Николай снова виновато развел руками.
— Они вкладывают деньги в то, что приносит прибыль. Покупают товар лишь затем, чтобы перепродать его подороже.
— Люди — не товар, — ответил Ермак и нахмурился.
— Я-то знаю, — кивнул Николай, — но что могу поделать… Можно было бы войско снарядить тебе в помощь, очень можно было бы… Но нет воли и желания.
— Сейчас занимаемся ранеными, потом грузами. И еще заберешь одного нашего. Меня заставили его взять с собой Строгановы, но теперь он уходит. Хотя пусть, вольному воля. Дрался он всегда храбро, но наш поход не только драки. Других тягот не пересчитать. И еще письмо возьми, для купцов. Я пишу там все, как есть.
Николай кивнул.
…Грузы перенесли быстро. Задерживаться здесь не хотелось никому. И место теперь кровавое, и другой отряд татар может подоспеть. Пороха Ермак ждал больше, чем привезли, из-за него он погрустнел, но узнав, что тяжелых раненых нет, что все выживут, обрадовался.
Пока грузили я, не теряя времени, перебирался с одного струга на другой и смотрел, как обрабатывают раны. С нами было два парня, из лекарни Аграфены, и запас моего спирта. В принципе, все сделали правильно. Некоторые раны пришлось зашивать, в качестве обезболивающего применяли какие-то травы и корешки — спрашивать, что это, было некогда, но вроде действует отвар из них хорошо. Никто не кричал во время операции. Хотя люди у Ермака, конечно, крепкие и терпеливые.
Небольшую рану получил и Черкас. Но он ходил, всем своим видом показывая, что ему вообще не больно, и даже говорил, чтоб зашивали ему руку «без травок», правда, после сурового взгляда Ермака сразу переменил свое мнение.
Оружия нового не привезли. Хотя, в принципе, у нас его достаточно. Пистолетов бы еще в придачу к пищалям, но это фантастика. Из чего стрелять есть, вопрос — чем! Порох, порох, порох — вот что главное! Хотя Ермак очень обрадовался и соли. Ее тоже не хватает, а без нее невозможно, особенно зимой. Соль приобретают у местных, но там она тоже дефицит, так просто не продадут, а отнимать и нехорошо, и будет большая ссора.

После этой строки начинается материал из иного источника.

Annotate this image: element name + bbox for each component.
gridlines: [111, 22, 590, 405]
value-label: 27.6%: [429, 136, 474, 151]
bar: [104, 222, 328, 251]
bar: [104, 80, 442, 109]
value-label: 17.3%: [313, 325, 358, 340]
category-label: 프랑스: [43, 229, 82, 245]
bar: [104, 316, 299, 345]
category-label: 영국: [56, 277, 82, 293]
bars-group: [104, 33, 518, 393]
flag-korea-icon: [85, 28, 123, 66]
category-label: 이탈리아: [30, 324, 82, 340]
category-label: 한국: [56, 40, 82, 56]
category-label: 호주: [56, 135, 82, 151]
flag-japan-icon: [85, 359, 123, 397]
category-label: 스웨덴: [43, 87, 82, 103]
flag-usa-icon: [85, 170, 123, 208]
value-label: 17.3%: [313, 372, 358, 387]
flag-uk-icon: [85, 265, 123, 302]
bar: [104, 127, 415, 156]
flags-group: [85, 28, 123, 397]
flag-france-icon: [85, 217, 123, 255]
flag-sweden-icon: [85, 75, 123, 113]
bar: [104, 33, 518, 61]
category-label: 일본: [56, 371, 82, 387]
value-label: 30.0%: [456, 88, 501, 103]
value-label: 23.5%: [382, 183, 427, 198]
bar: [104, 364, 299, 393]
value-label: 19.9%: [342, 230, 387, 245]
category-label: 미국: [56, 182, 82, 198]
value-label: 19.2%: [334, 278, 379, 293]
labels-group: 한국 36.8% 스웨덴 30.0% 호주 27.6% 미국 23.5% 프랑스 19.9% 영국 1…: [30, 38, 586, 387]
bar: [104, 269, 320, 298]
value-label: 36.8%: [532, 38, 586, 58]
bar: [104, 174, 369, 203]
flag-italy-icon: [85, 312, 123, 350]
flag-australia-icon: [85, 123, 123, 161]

В тюках лежали пули и свинец (свинец — это отлично!), обломки железа для перековки, нарезанные фитили, ремонтные части — оси для пушек, гвозди, кое-какой инструмент, одежда… Даже чернила и бумага.
Бумаги я заберу много. Она мне нужнее, чем другим.
Через пару часов мы уже отплыли обратно. С Елисеем простились нормально, никто ни на кого зла не держал, хотя Елисей смотрел в сторону и не встречался с Ермаком глазами — вроде как неудобно ему все же. Но что теперь говорить.
Мы с Ермаком, как и в дороге сюда, на первом струге. В мыслях что он, что я, переживали только что случившуюся битву.
— Эх, пушек бы нам на струги, Ермак Тимофеевич, — сказал я, отрывая взгляд от темной воды.
— Лишних нет, — пожал плечами Ермак. — Но если бы были, то конечно. Хотя к ним и порох нужен. А он для нас драгоценность теперь вдвойне. Пушки едят порох куда быстрее, чем ружья.
Мы замолчали. Тишина длилась несколько минут, а потом Ермак посмотрел на меня.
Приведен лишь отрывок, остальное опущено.